The author talks about stone. The association of the Stone Age is often linked to the mountainous dwelling period. Kal is stone in Tamil. Things that don’t move are denoted as stone (kal), so kal also denotes mountain. Kal also means antiquity and that’s why dolmen, menhir, stone weapon and stone worship (Nedukal, Nadukal) were associated with the Stone Age. These stone impediments were scattered along the mountain ranges of the Tamils’ land.

It is worthwhile to note that there has been continuous human activity in the Tamil heartland. Robert Foote (1863 AD) of erstwhile British India found a pre-historic stone axe factory in Athirampakkam near Chennai, part of the Kudathalaii river civilizations. Most of the impediments found were made of quartzite and radio carbon dated to approximately 1.5 million years old.

“Perumanal”, ancient iron smelting factory unearthed

It is universally accepted that iron smelting first appeared in Asia and Africa. Alexander the Great sought Indian steel during his India campaign. Among the various steels available in prehistoric times, seric steel was the oldest steel. Seric steel is nothing but Cheric steel, a type of steel smelted at the Chera kingdom of the ancient Tamil land. This steel was then traded to Europe via Arabs and traded to Chinese via Kalam Puku (Colombo). These kings predominantly ruled the Western Ghats of the ancient Tamil land.

The later version of the same steel is called woortz steel and is also associated with the Tamils’ land.

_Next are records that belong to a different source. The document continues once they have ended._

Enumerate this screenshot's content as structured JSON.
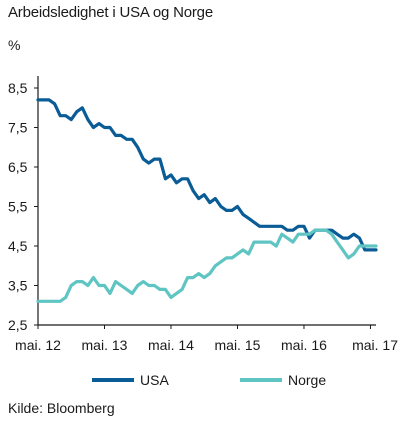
{
  "title": "Arbeidsledighet i USA og Norge",
  "source": "Kilde: Bloomberg",
  "chart_data": {
    "type": "line",
    "ylabel": "%",
    "ylim": [
      2.5,
      8.5
    ],
    "yticks": [
      "8,5",
      "7,5",
      "6,5",
      "5,5",
      "4,5",
      "3,5",
      "2,5"
    ],
    "ytick_values": [
      8.5,
      7.5,
      6.5,
      5.5,
      4.5,
      3.5,
      2.5
    ],
    "xticks": [
      "mai. 12",
      "mai. 13",
      "mai. 14",
      "mai. 15",
      "mai. 16",
      "mai. 17"
    ],
    "x_start": "2012-05",
    "grid": false,
    "legend": "bottom",
    "series": [
      {
        "name": "USA",
        "color": "#0a5c96",
        "values": [
          8.2,
          8.2,
          8.2,
          8.1,
          7.8,
          7.8,
          7.7,
          7.9,
          8.0,
          7.7,
          7.5,
          7.6,
          7.5,
          7.5,
          7.3,
          7.3,
          7.2,
          7.2,
          7.0,
          6.7,
          6.6,
          6.7,
          6.7,
          6.2,
          6.3,
          6.1,
          6.2,
          6.2,
          5.9,
          5.7,
          5.8,
          5.6,
          5.7,
          5.5,
          5.4,
          5.4,
          5.5,
          5.3,
          5.2,
          5.1,
          5.0,
          5.0,
          5.0,
          5.0,
          5.0,
          4.9,
          4.9,
          5.0,
          5.0,
          4.7,
          4.9,
          4.9,
          4.9,
          4.9,
          4.8,
          4.7,
          4.7,
          4.8,
          4.7,
          4.4,
          4.4,
          4.4
        ]
      },
      {
        "name": "Norge",
        "color": "#5fc5c3",
        "values": [
          3.1,
          3.1,
          3.1,
          3.1,
          3.1,
          3.2,
          3.5,
          3.6,
          3.6,
          3.5,
          3.7,
          3.5,
          3.5,
          3.3,
          3.6,
          3.5,
          3.4,
          3.3,
          3.5,
          3.6,
          3.5,
          3.5,
          3.4,
          3.4,
          3.2,
          3.3,
          3.4,
          3.7,
          3.7,
          3.8,
          3.7,
          3.8,
          4.0,
          4.1,
          4.2,
          4.2,
          4.3,
          4.4,
          4.3,
          4.6,
          4.6,
          4.6,
          4.6,
          4.5,
          4.8,
          4.7,
          4.6,
          4.8,
          4.8,
          4.8,
          4.9,
          4.9,
          4.9,
          4.8,
          4.6,
          4.4,
          4.2,
          4.3,
          4.5,
          4.5,
          4.5,
          4.5
        ]
      }
    ]
  }
}
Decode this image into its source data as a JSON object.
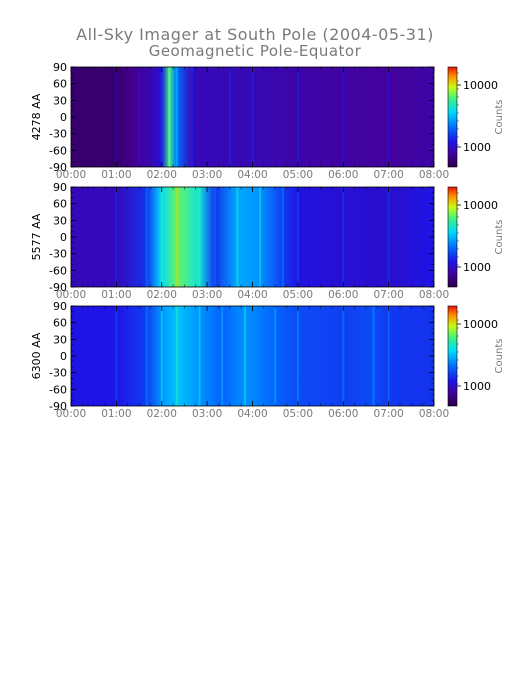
{
  "title": "All-Sky Imager at South Pole (2004-05-31)",
  "subtitle": "Geomagnetic Pole-Equator",
  "chart_data": [
    {
      "type": "heatmap",
      "ylabel": "4278 AA",
      "x_ticks": [
        "00:00",
        "01:00",
        "02:00",
        "03:00",
        "04:00",
        "05:00",
        "06:00",
        "07:00",
        "08:00"
      ],
      "y_ticks": [
        "90",
        "60",
        "30",
        "0",
        "-30",
        "-60",
        "-90"
      ],
      "xlim": [
        "00:00",
        "08:00"
      ],
      "ylim": [
        -90,
        90
      ],
      "colorbar": {
        "label": "Counts",
        "ticks": [
          "10000",
          "1000"
        ]
      },
      "intensity_by_time": [
        [
          "00:00",
          0.06
        ],
        [
          "01:00",
          0.06
        ],
        [
          "01:30",
          0.12
        ],
        [
          "02:00",
          0.22
        ],
        [
          "02:10",
          0.65
        ],
        [
          "02:20",
          0.4
        ],
        [
          "02:40",
          0.18
        ],
        [
          "03:30",
          0.17
        ],
        [
          "04:00",
          0.17
        ],
        [
          "05:00",
          0.15
        ],
        [
          "06:00",
          0.14
        ],
        [
          "07:00",
          0.13
        ],
        [
          "08:00",
          0.15
        ]
      ]
    },
    {
      "type": "heatmap",
      "ylabel": "5577 AA",
      "x_ticks": [
        "00:00",
        "01:00",
        "02:00",
        "03:00",
        "04:00",
        "05:00",
        "06:00",
        "07:00",
        "08:00"
      ],
      "y_ticks": [
        "90",
        "60",
        "30",
        "0",
        "-30",
        "-60",
        "-90"
      ],
      "xlim": [
        "00:00",
        "08:00"
      ],
      "ylim": [
        -90,
        90
      ],
      "colorbar": {
        "label": "Counts",
        "ticks": [
          "10000",
          "1000"
        ]
      },
      "intensity_by_time": [
        [
          "00:00",
          0.18
        ],
        [
          "01:00",
          0.18
        ],
        [
          "01:40",
          0.3
        ],
        [
          "02:00",
          0.55
        ],
        [
          "02:20",
          0.72
        ],
        [
          "02:50",
          0.58
        ],
        [
          "03:10",
          0.3
        ],
        [
          "03:40",
          0.48
        ],
        [
          "04:10",
          0.45
        ],
        [
          "04:40",
          0.32
        ],
        [
          "05:00",
          0.24
        ],
        [
          "06:00",
          0.22
        ],
        [
          "07:00",
          0.21
        ],
        [
          "08:00",
          0.25
        ]
      ]
    },
    {
      "type": "heatmap",
      "ylabel": "6300 AA",
      "x_ticks": [
        "00:00",
        "01:00",
        "02:00",
        "03:00",
        "04:00",
        "05:00",
        "06:00",
        "07:00",
        "08:00"
      ],
      "y_ticks": [
        "90",
        "60",
        "30",
        "0",
        "-30",
        "-60",
        "-90"
      ],
      "xlim": [
        "00:00",
        "08:00"
      ],
      "ylim": [
        -90,
        90
      ],
      "colorbar": {
        "label": "Counts",
        "ticks": [
          "10000",
          "1000"
        ]
      },
      "intensity_by_time": [
        [
          "00:00",
          0.25
        ],
        [
          "01:00",
          0.25
        ],
        [
          "01:40",
          0.32
        ],
        [
          "02:00",
          0.45
        ],
        [
          "02:20",
          0.52
        ],
        [
          "02:50",
          0.45
        ],
        [
          "03:20",
          0.38
        ],
        [
          "03:50",
          0.45
        ],
        [
          "04:30",
          0.38
        ],
        [
          "05:00",
          0.34
        ],
        [
          "06:00",
          0.32
        ],
        [
          "06:40",
          0.34
        ],
        [
          "07:00",
          0.31
        ],
        [
          "08:00",
          0.3
        ]
      ]
    }
  ]
}
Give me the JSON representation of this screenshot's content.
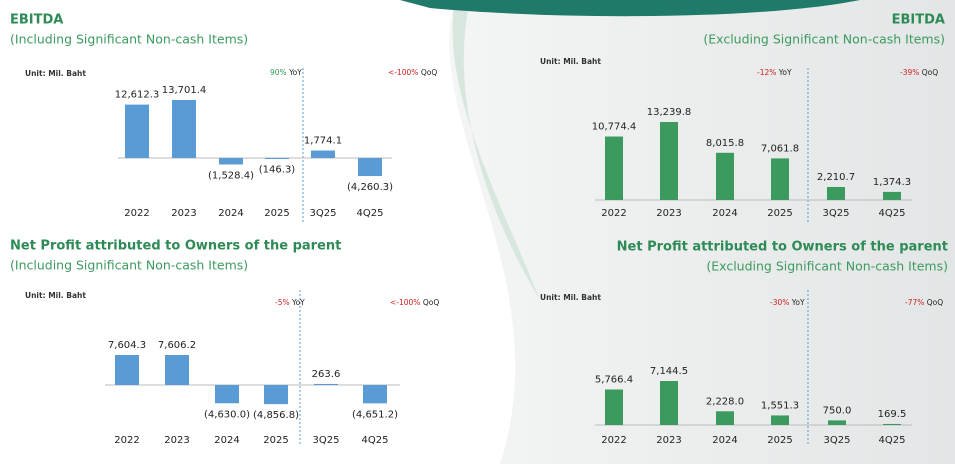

While under the British East India company’s rule, the British perfected the making of steel after meticulously studying the Tamils’ way of smelting steel. Captain Campbell, Assistant Surveyor General of British India, marveled at the steel-making process after visiting South Indian steel-making sites. He detailed in his report that while Europe was languishing the process of steel-making, Indians had perfected it. The perfection of blast furnaces and managing the right amount of carbon content in steel was a gift of Tamils to the global community.

Dolmen Stone age burial sites near Darmapuri, and Madras Axe Factory Hand axe Radiocarbon dated to be 1.5 million years old

Finally, the long tradition of continuous education privileged by the Tamils was well-documented in the ancient Tamil world. After the invasion of the Vijayanagara kingdom, Tamils were deprived of education. The educational institutions called Phaazhies and Phaazhi veedu were scattered around the hilly areas of the Tamils’ land. The phaazhies were specialist schools often located under a natural caravan of rock cave formation and headed by an ascetic. This is also associated with mountains and rocky dwellings.

A “Paazhi” school with open sky observatory from time immemorial (Courtesy: Padmaraj Ramasamy, Mannargudi)

The institutionalized education system in the ancient Tamil world was the inspiration for Sir Francis Bacon’s Bensalem, which is Vensaalavam (Land of Teachers wearing long white Fabric) of Tamils as per Dr. Pandian (Tamil Chinthanayalar Peravai). To this day, Tamils were seen wearing this long white fabric as a mark of their civilization.

This evidence of rock dwelling, stone axe factory, rocky mountains, school in the rocky caves and iron smelting goes hand-in-hand with associating Tamil antiquity to the recent Holocene Epoch, otherwise called the end of the recently concluded Ice Age.